We want the area of Triangle BXA. To find the area of a triangle, it must have a base and a height.
The height is BC (The height is defined to be a vertical line connected the top most point of a triangle to the lower most point).
And the base (I.e. the side where the height is perpendicular on it) is AX.
Thus, the desired area is just: \(\dfrac{1}{2}*AX*BC\).
Now, we need to find both of BC and AX.
Firstly, for triangle ABC: we have AC = 12 and angle B is 60.
So using trigonometry: \(\tan(60)=\dfrac{12}{BC} \implies BC=4\sqrt{3}\)

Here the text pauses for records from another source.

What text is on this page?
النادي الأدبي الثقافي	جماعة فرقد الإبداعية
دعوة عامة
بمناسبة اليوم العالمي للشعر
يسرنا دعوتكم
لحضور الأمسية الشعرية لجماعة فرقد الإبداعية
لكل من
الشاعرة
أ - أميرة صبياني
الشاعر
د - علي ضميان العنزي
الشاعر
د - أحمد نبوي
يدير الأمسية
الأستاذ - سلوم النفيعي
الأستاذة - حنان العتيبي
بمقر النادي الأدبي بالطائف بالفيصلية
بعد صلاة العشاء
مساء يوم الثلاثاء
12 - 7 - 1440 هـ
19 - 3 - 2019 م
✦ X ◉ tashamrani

(Note: If trigonometry is not allowed, then you have to remember the ratios in the 30-60-90 triangle).
So we have found BC.
Next, consider triangle BXC:
Again, using trigonometry to find XC:
\(tan(30)=\dfrac{XC}{4\sqrt{3}}\implies XC=4\)
But we want AX not XC. Thus, \(AX=12-4=8\)
Thus the area of the triangle is: \(\dfrac{1}{2}*8*4\sqrt{3}=16\sqrt{3}\)
I hope this helps!
+197 Thank you! I tried out your method...it made sense and the answer was actually correct! You're amazing!!